5 Challenges of telemedicine!
Updated: Jun 15
Telemedicine has been the future for so many years that it has become old without achieving its youth. It’s the dry ice of medicine. It’s the Biotechnology of careers!
But not anymore, telemedicine with the potion of COVID-19 will now rise from the ashes!
As with many other changes after COVID-19, it seems telemedicine will also be the new normal of the glorious 2020 decade! Glorious for SARS CoV2 of course! Nevertheless, it still has many challenges to overcome.
1. The Time paradox
While patients have all the time for a doctor, doctors have hardly any time for even the apple(s) of their eyes whoever they may be!
On a serious note, since online consultation hasn’t been a norm, most of the doctors don’t use it. Even of those who use it, online consulting is just a peripheral practice for them. This makes doctors unsure of their availability (Since they’re usually running on a pretty tight schedule!) and thus they often miss their teleconsultation appointments.
2. Mode of consultation
Doctors and patients, the eternal couple, have been seeing each other from the times much earlier than Dr Jenner. But telemedicine seems to bring along some discomforts of long-distance relationships.

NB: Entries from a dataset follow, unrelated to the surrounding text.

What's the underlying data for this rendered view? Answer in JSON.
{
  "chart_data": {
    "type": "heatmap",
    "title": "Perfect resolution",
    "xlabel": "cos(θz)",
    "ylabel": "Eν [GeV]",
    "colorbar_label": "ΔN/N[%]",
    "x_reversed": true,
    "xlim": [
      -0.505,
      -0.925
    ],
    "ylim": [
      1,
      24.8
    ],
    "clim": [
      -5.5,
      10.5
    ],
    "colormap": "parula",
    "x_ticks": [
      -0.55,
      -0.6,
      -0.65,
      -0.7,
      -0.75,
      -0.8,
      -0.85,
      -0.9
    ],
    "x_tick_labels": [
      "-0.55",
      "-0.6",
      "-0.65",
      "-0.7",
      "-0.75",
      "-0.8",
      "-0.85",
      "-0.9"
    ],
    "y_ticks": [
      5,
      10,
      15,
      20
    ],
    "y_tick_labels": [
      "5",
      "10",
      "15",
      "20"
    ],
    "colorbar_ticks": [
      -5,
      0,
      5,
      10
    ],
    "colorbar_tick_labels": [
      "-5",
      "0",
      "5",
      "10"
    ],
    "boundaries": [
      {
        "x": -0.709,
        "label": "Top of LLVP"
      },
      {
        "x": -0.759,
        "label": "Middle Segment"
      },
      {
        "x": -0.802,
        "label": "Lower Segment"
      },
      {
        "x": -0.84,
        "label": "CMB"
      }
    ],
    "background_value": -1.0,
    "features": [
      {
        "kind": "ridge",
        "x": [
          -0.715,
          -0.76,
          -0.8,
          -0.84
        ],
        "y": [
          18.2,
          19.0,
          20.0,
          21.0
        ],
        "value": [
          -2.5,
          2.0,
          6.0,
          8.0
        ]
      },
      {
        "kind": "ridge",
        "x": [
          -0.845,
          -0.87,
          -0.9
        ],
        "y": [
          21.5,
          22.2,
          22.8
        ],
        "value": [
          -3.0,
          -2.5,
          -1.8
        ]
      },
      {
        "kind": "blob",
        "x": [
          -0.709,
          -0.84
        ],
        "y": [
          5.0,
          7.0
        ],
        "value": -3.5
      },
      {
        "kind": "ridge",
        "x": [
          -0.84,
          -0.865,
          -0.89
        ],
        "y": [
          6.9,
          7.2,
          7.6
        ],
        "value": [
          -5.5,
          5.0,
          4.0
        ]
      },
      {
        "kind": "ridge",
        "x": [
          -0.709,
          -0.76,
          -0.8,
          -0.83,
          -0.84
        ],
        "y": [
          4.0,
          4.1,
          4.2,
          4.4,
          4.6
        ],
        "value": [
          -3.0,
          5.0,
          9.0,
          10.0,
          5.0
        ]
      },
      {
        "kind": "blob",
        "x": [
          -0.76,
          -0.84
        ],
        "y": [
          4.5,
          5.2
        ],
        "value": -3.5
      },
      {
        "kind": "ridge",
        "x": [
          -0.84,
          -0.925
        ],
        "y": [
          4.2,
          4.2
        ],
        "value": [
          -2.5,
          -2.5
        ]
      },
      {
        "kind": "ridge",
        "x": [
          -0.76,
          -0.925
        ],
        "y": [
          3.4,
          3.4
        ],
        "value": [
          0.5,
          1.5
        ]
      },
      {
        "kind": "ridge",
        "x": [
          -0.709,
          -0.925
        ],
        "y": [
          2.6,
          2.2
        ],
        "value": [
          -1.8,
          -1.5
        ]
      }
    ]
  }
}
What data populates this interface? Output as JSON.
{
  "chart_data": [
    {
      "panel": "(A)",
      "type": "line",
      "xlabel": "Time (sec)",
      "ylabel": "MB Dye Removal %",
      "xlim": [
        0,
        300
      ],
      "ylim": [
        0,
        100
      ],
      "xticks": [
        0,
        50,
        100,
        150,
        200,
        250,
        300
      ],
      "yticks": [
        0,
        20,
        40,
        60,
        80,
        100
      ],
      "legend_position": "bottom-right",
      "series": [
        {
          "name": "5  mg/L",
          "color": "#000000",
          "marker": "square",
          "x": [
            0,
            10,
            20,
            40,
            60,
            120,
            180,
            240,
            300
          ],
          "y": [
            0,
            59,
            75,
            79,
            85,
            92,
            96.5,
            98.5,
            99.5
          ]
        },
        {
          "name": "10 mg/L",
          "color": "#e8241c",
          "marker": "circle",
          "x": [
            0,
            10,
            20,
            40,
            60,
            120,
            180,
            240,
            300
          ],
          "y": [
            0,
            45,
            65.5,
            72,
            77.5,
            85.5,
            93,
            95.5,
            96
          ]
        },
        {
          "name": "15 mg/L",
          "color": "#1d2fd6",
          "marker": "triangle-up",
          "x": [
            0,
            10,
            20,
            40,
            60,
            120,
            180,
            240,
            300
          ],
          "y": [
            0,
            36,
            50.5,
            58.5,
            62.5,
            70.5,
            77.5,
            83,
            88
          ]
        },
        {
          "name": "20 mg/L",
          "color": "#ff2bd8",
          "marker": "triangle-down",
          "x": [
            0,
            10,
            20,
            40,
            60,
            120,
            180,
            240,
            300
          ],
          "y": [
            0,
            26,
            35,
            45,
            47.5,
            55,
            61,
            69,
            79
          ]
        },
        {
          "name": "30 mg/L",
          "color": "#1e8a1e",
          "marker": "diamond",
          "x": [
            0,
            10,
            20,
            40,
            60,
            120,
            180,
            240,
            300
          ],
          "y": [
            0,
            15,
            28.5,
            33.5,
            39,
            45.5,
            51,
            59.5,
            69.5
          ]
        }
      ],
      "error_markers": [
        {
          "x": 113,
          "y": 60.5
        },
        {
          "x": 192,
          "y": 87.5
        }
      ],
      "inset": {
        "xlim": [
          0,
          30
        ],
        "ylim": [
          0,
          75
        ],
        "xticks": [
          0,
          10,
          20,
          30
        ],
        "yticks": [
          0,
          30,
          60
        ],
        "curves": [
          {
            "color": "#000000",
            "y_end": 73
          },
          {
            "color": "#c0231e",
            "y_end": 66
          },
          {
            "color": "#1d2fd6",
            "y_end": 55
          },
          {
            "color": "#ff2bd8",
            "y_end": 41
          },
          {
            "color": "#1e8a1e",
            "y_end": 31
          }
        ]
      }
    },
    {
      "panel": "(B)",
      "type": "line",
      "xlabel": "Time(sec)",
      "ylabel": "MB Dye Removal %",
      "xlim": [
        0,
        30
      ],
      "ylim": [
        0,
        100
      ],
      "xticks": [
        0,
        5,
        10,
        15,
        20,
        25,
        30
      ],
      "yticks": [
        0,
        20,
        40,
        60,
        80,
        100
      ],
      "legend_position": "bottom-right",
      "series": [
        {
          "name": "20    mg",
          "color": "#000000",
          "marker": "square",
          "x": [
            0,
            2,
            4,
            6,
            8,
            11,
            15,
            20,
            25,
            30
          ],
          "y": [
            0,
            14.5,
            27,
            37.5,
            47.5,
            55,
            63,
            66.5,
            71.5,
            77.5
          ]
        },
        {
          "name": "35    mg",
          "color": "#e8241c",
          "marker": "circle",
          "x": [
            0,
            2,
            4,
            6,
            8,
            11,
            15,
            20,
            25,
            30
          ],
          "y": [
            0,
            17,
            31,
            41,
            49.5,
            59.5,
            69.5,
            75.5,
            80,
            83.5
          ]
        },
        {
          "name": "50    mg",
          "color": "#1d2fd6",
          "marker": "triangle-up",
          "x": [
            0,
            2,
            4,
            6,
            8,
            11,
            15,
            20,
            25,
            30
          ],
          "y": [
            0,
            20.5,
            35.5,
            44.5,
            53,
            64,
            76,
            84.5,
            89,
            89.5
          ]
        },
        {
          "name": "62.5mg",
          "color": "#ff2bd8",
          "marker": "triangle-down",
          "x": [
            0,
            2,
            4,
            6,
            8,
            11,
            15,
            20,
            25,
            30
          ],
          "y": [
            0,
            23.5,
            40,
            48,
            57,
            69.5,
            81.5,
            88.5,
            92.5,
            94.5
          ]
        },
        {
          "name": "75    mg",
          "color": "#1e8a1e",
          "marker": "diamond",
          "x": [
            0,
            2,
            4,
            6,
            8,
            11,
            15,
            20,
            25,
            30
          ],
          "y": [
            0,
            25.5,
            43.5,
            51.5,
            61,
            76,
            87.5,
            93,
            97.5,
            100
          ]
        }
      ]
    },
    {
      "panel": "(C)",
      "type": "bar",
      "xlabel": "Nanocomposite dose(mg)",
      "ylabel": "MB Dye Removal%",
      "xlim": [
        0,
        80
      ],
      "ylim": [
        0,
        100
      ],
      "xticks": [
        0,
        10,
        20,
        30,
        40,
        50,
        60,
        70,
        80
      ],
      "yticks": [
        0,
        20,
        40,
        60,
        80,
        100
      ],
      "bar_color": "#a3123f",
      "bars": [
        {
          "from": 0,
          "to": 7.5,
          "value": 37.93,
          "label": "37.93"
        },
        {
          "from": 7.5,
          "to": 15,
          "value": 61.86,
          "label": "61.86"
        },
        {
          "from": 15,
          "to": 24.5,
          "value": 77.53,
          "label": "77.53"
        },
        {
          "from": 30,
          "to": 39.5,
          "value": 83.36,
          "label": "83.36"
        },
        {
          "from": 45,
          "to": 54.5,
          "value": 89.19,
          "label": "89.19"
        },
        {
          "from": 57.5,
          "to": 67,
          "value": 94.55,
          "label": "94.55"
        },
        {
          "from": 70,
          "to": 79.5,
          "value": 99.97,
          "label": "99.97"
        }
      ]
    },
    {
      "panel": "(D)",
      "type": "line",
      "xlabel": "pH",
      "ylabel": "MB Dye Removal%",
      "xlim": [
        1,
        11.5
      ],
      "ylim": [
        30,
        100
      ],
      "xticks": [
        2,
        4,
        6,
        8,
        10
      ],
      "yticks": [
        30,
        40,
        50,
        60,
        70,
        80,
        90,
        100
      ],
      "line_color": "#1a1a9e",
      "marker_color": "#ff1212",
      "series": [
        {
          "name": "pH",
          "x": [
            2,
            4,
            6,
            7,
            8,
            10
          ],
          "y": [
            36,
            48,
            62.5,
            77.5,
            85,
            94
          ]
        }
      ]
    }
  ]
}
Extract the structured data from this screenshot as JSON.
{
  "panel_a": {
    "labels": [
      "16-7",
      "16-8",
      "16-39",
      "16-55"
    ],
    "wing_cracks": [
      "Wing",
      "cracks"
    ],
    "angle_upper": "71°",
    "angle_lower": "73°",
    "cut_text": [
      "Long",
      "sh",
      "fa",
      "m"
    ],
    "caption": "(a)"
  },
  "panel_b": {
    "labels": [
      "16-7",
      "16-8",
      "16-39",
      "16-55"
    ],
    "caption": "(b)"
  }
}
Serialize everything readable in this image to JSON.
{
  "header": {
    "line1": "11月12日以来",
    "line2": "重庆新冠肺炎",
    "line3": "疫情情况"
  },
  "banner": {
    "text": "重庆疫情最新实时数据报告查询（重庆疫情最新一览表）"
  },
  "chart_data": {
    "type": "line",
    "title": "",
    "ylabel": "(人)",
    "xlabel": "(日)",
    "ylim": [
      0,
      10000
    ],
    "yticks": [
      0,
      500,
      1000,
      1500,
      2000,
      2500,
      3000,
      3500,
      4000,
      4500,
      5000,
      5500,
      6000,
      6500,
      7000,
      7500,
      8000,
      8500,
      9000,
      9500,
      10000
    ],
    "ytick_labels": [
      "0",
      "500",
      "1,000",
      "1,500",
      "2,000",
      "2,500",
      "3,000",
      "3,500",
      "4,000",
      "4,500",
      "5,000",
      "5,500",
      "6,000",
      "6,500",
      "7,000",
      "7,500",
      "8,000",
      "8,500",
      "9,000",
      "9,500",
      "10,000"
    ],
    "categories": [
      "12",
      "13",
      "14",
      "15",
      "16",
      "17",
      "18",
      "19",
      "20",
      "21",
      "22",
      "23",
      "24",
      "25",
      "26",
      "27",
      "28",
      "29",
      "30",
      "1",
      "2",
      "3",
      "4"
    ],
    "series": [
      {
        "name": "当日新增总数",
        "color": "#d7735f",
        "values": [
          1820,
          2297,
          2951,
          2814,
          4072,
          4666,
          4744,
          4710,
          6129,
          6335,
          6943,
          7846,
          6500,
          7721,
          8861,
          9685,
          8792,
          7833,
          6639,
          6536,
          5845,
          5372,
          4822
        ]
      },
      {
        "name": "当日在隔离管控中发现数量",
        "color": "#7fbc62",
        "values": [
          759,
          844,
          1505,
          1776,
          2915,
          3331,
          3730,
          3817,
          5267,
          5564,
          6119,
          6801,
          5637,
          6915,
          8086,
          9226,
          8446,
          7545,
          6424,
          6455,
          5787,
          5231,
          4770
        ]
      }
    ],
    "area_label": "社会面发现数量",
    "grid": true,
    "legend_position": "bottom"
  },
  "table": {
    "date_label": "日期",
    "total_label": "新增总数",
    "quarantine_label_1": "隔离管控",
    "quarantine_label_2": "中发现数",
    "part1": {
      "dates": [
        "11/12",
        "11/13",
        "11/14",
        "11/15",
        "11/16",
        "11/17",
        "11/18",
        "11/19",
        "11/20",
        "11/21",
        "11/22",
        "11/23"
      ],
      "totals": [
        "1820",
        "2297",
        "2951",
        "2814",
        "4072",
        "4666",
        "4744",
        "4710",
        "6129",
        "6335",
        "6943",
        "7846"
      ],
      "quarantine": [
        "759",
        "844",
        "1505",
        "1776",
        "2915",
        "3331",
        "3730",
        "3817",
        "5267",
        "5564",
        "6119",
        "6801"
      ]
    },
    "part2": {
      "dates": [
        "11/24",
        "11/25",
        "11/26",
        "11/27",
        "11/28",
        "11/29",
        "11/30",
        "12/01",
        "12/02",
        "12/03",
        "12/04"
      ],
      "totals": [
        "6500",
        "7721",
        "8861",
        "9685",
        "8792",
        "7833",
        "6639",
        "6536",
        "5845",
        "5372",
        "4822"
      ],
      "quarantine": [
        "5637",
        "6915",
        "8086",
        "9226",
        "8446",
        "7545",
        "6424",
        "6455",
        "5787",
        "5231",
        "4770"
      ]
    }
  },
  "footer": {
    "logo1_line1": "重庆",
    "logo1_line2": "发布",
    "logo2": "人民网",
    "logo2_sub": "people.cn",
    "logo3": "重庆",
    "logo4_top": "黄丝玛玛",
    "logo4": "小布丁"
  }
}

One of the biggest user experience puzzle in online consulting is ‘mode of consultation’ – chat or audio or video. While it may feel like a good experience for a patient if it’s a video consultation, the doctor may not prefer it many times as it’s not required. So, a forced video call may stop a doctor, especially an established one, from using telemedicine as a medium.
3. Video quality
While camera filters have given us many home-made Tiktok stars, they haven’t been much of a help in live videos.
Tele-consultation needs a high-quality resolution for an effective consultation. But to have even a good resolution video call, good internet connectivity on both sides is indispensable which can be managed seamlessly in some cases only.
4. Scattered medical reports
Medical record of a patient in a doctor-patient relationship is like a horoscope in a marriage.
As telemedicine grows the importance of online medical history and medical data will increase for a better analysis of patients. As of now, either the medical history of patients is scattered in different EHRs in different hospitals or is stored on local PCs. This makes both the availability of complete history and the seamless accessibility of the same missing.
The doctor-patient relationship is both very sacred and top secret. But like any other relationship, secrecy is hard to maintain.
Medical data while being very personal data on one hand is also very sensitive on the other. During telemedicine practices, it should be made sure that data recorded should not lose privacy. It should also be kept in mind about the ownership of data and therefore data shouldn’t be used without clear consent.
Hope this post inspires someone to build a Tinder for doctors and patients.